De Regeling uitvoering Besluit typekeuring luchtverontreiniging trekkers en motoren voor mobiele machines wordt als volgt gewijzigd:

A

Artikel 1 komt te luiden:

Artikel 1

In deze regeling wordt verstaan onder:

besluit:

Besluit typekeuring luchtverontreiniging motoren voor mobiele machines;

binnenschip:

binnenschip als bedoeld in artikel 2 van richtlijn 97/68;

categorie:

categorie als bedoeld in artikel 9 van richtlijn 97/68.

B

In artikel 1a wordt ‘voor de toepassing van artikel 1, onderdelen b tot en met j’ vervangen door: voor de toepassing van deze regeling.

C

Artikel 3 komt te luiden:

Artikel 3

De keuring, bedoeld in artikel 3, onderdeel a, van het besluit wordt verricht met inachtneming van richtlijn 97/68.

D

Artikel 4 komt te luiden:

Artikel 4

Het verbod, bedoeld in artikel 3 van het besluit, is niet van toepassing:

  • a. tot en met 30 september 2014 op motoren categorie R. Indien de motor is geproduceerd voor 30 september 2014 is het verbod, bedoeld in artikel 3 van het besluit, niet van toepassing tot en met 30 september 2016;

  • b. tot en met 31 december 2014 op motoren categorie P, indien de motor is geproduceerd voor 31 december 2011;

  • c. tot en met 31 december 2015 op motoren categorie Q, indien de motor is geproduceerd voor 31 december 2013.

E

Artikel 5 komt te luiden:

Artikel 5

  • 1. Een typegoedkeuring voor een motor met compressieontsteking als bedoeld in artikel 9 van richtlijn 97/68 wordt geweigerd indien de motor niet voldoet aan de eisen, bedoeld in richtlijn 97/68, waaronder in ieder geval worden verstaan de grenswaarden, bedoeld in artikel 9 van die richtlijn in samenhang met bijlage I bij die richtlijn.
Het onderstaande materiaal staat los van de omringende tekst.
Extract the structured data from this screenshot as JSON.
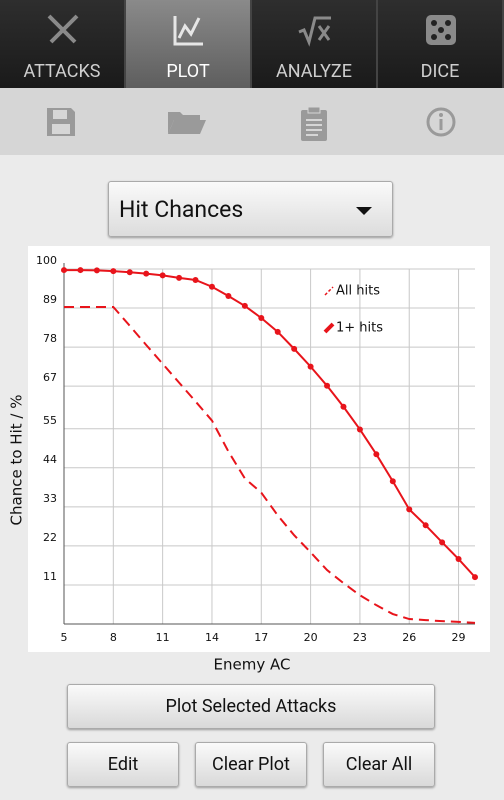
{
  "tabs": [
    "ATTACKS",
    "PLOT",
    "ANALYZE",
    "DICE"
  ],
  "dropdown": "Hit Chances",
  "chart_data": {
    "type": "line",
    "x_label": "Enemy AC",
    "y_label": "Chance to Hit / %",
    "x": [
      5,
      6,
      7,
      8,
      9,
      10,
      11,
      12,
      13,
      14,
      15,
      16,
      17,
      18,
      19,
      20,
      21,
      22,
      23,
      24,
      25,
      26,
      27,
      28,
      29,
      30
    ],
    "series": [
      {
        "name": "All hits",
        "color": "#e8141b",
        "style": "dashed",
        "markers": false,
        "values": [
          89.3,
          89.3,
          89.3,
          89.3,
          84,
          78.6,
          73.3,
          68,
          62.7,
          57.3,
          48.6,
          41,
          37,
          30.6,
          25,
          20.2,
          15.2,
          11.5,
          8.1,
          5.3,
          2.8,
          1.4,
          1.1,
          0.8,
          0.6,
          0.3
        ]
      },
      {
        "name": "1+ hits",
        "color": "#e8141b",
        "style": "solid",
        "markers": true,
        "values": [
          99.7,
          99.7,
          99.6,
          99.4,
          99.1,
          98.7,
          98.2,
          97.5,
          96.9,
          95,
          92.4,
          89.6,
          86.2,
          82.3,
          77.5,
          72.5,
          67.1,
          61.2,
          54.8,
          47.8,
          40.2,
          32.3,
          27.8,
          23,
          18.3,
          13.2
        ]
      }
    ],
    "xlim": [
      5,
      30
    ],
    "xticks": [
      5,
      8,
      11,
      14,
      17,
      20,
      23,
      26,
      29
    ],
    "ylim": [
      0,
      100
    ],
    "yticks": [
      11,
      22,
      33,
      44,
      55,
      67,
      78,
      89,
      100
    ],
    "grid": true,
    "legend": "upper right"
  },
  "buttons": {
    "plot": "Plot Selected Attacks",
    "edit": "Edit",
    "clear_plot": "Clear Plot",
    "clear_all": "Clear All"
  }
}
  • 2. Een typegoedkeuring voor een motor met elektrische ontsteking als bedoeld in artikel 9bis van richtlijn 97/68 wordt geweigerd indien de motor niet voldoet aan de eisen, bedoeld in richtlijn 97/68, waaronder in ieder geval worden verstaan de grenswaarden, bedoeld in artikel 9bis van die richtlijn in samenhang met bijlage I bij die richtlijn.
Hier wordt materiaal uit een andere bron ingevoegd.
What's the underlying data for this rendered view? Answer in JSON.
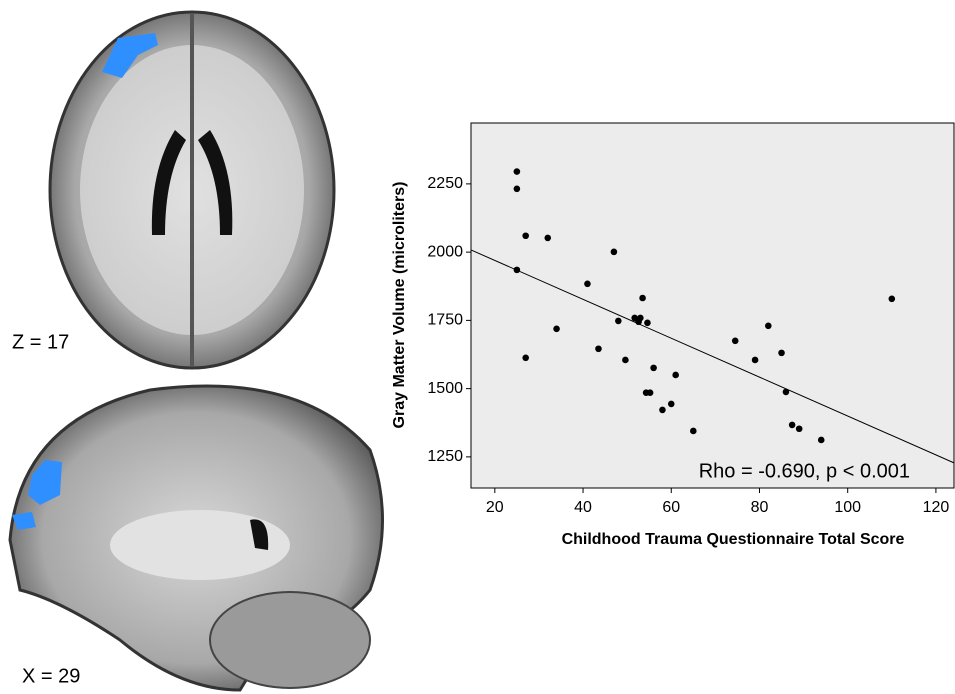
{
  "image_labels": [
    "Z = 17",
    "X = 29"
  ],
  "chart_data": {
    "type": "scatter",
    "xlabel": "Childhood Trauma Questionnaire Total Score",
    "ylabel": "Gray Matter Volume (microliters)",
    "annotation": "Rho = -0.690, p < 0.001",
    "color": "#000000",
    "background": "#ececec",
    "xlim": [
      14.6,
      124.1
    ],
    "ylim": [
      1136,
      2473
    ],
    "xticks": [
      20,
      40,
      60,
      80,
      100,
      120
    ],
    "yticks": [
      1250,
      1500,
      1750,
      2000,
      2250
    ],
    "x": [
      25,
      25,
      27,
      32,
      47,
      25,
      41,
      53.5,
      48,
      51.7,
      53,
      52.6,
      54.6,
      34,
      27,
      43.5,
      49.6,
      56,
      61,
      54.3,
      55.2,
      58,
      60,
      65,
      74.5,
      82,
      79,
      85,
      86,
      87.4,
      89,
      94,
      110
    ],
    "y": [
      2295,
      2232,
      2060,
      2052,
      2001,
      1935,
      1884,
      1832,
      1748,
      1759,
      1759,
      1745,
      1741,
      1719,
      1613,
      1646,
      1605,
      1576,
      1550,
      1485,
      1485,
      1422,
      1444,
      1345,
      1675,
      1730,
      1605,
      1631,
      1488,
      1367,
      1353,
      1312,
      1829
    ],
    "trend": {
      "x": [
        14.6,
        124.1
      ],
      "y": [
        2008,
        1228
      ]
    }
  }
}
  • 3. Voor de toepassing van het eerste lid voldoet een hulpmotor van binnenschepen met een vermogen van meer dan 560 kW aan dezelfde eisen als voortstuwingsmotoren.

  • 4. In afwijking van het eerste lid wordt voor een ruilmotor, niet zijnde een ruilmotor voor een motortreinstel, locomotief of binnenschip, een typegoedkeuring verleend, indien de motor voldoet aan de grenswaarden die ingevolge richtlijn 97/68 golden op het moment dat de te vervangen motor in de handel werd gebracht.
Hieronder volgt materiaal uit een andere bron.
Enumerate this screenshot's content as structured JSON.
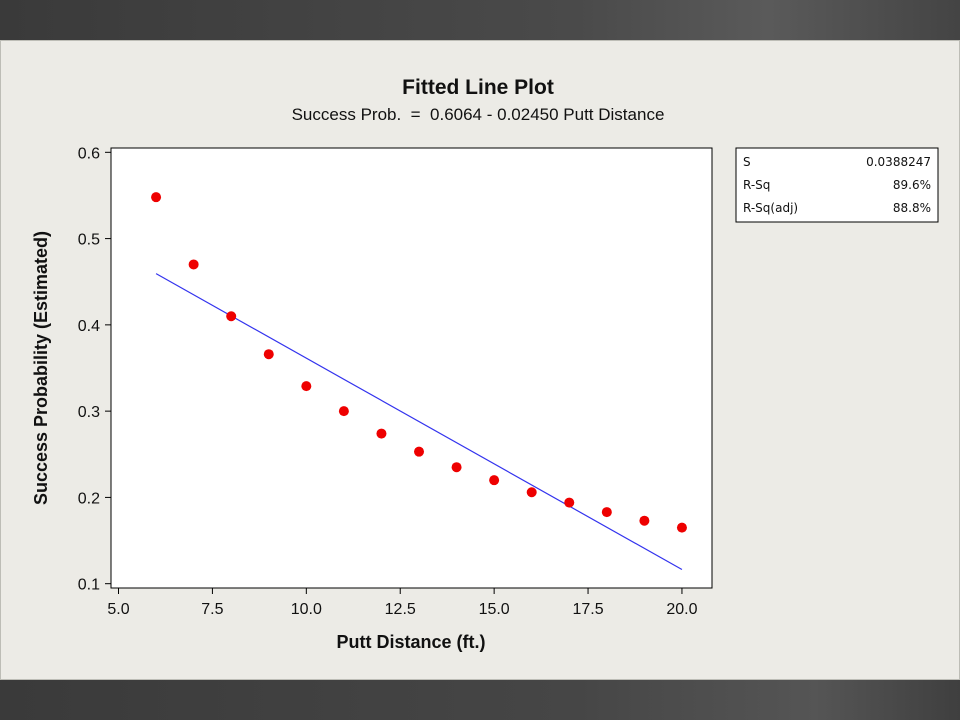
{
  "chart_data": {
    "type": "scatter",
    "title": "Fitted Line Plot",
    "subtitle": "Success Prob.  =  0.6064 - 0.02450 Putt Distance",
    "xlabel": "Putt Distance (ft.)",
    "ylabel": "Success Probability (Estimated)",
    "xlim": [
      4.8,
      20.8
    ],
    "ylim": [
      0.095,
      0.605
    ],
    "xticks": [
      5.0,
      7.5,
      10.0,
      12.5,
      15.0,
      17.5,
      20.0
    ],
    "xtick_labels": [
      "5.0",
      "7.5",
      "10.0",
      "12.5",
      "15.0",
      "17.5",
      "20.0"
    ],
    "yticks": [
      0.1,
      0.2,
      0.3,
      0.4,
      0.5,
      0.6
    ],
    "ytick_labels": [
      "0.1",
      "0.2",
      "0.3",
      "0.4",
      "0.5",
      "0.6"
    ],
    "grid": false,
    "series": [
      {
        "type": "scatter",
        "color": "#ee0000",
        "x": [
          6,
          7,
          8,
          9,
          10,
          11,
          12,
          13,
          14,
          15,
          16,
          17,
          18,
          19,
          20
        ],
        "y": [
          0.548,
          0.47,
          0.41,
          0.366,
          0.329,
          0.3,
          0.274,
          0.253,
          0.235,
          0.22,
          0.206,
          0.194,
          0.183,
          0.173,
          0.165
        ]
      },
      {
        "type": "line",
        "color": "#3333ee",
        "intercept": 0.6064,
        "slope": -0.0245,
        "x_range": [
          6,
          20
        ]
      }
    ],
    "stats": [
      {
        "name": "S",
        "value": "0.0388247"
      },
      {
        "name": "R-Sq",
        "value": "89.6%"
      },
      {
        "name": "R-Sq(adj)",
        "value": "88.8%"
      }
    ]
  }
}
  • 5. In afwijking van het eerste lid wordt voor een ruilmotor voor een motortreinstel of locomotief die niet aan de grenswaarden voldoet een typegoedkeuring verleend, indien:

    • a. in ieder geval:

      • 1°. de ruilmotor voldoet aan de fase IIIA-norm;

      • 2°. de ruilmotor dient ter vervanging van een motor voor een motortreinstel of locomotief die niet aan de fase III A-norm voldoet, of aan de fase III A-norm voldoet, maar niet voldoet aan de fase III B-norm, en

      • 3°. het gebruik van een ruilmotor die voldoet aan de eisen van de meest recente toepasselijke emissiefase in het motortreinstel of de locomotief gepaard zal gaan met aanzienlijke technische moeilijkheden, of

    • b. in ieder geval:

      • 1°. de ruilmotor dient ter vervanging van een motor voor een motortreinstel zonder besturing dat niet in staat is zelfstandig te bewegen, en

      • 2°. de ruilmotor ten minste voldoet aan een norm die niet minder streng is dan de norm waaraan motoren die gemonteerd zijn in bestaande motortreinstellen van hetzelfde type voldoen, en

      • 3°. het gebruik van een ruilmotor die voldoet aan de eisen van de meest recente toepasselijke emissiefase in het motortreinstel of de locomotief gepaard zal gaan met aanzienlijke technische moeilijkheden.

F

Na artikel 5 worden twee artikelen ingevoegd, luidende:

Artikel 5a

Een typegoedkeuring die voor één fase van emissiegrenswaarden wordt verleend, loopt af met ingang van de verplichte tenuitvoerlegging van de grenswaarden van de volgende fase.

Artikel 5b

Indien een motortype of motorfamilie voor de uiterste datum, bedoeld in de artikelen 4 en 5, in samenhang met richtlijn 97/68, aan de emissiegrenswaarden voldoet, mag op het etiket worden aangegeven dat de motoren voor de vastgestelde data aan de emissiegrenswaarden voldoen.

G

Artikel 6, onderdeel b, komt te luiden:

  • b. zorgt ervoor dat maatregelen en procedures als bedoeld in bijlage I, deel 5, voorschriften 8.3.2.4, 8.4.4, 8.4.7.2, 8.5.3, bij richtlijn 97/68 en aanhangsel 1, voorschrift 2.4.6.1 van richtlijn 97/68 voorzien in een effectieve controle, opdat de geproduceerde motoren overeenstemmen met het goedgekeurde type;.

H

Artikel 7 wordt als volgt gewijzigd:

1. In het derde lid vervalt ‘en trekkers’.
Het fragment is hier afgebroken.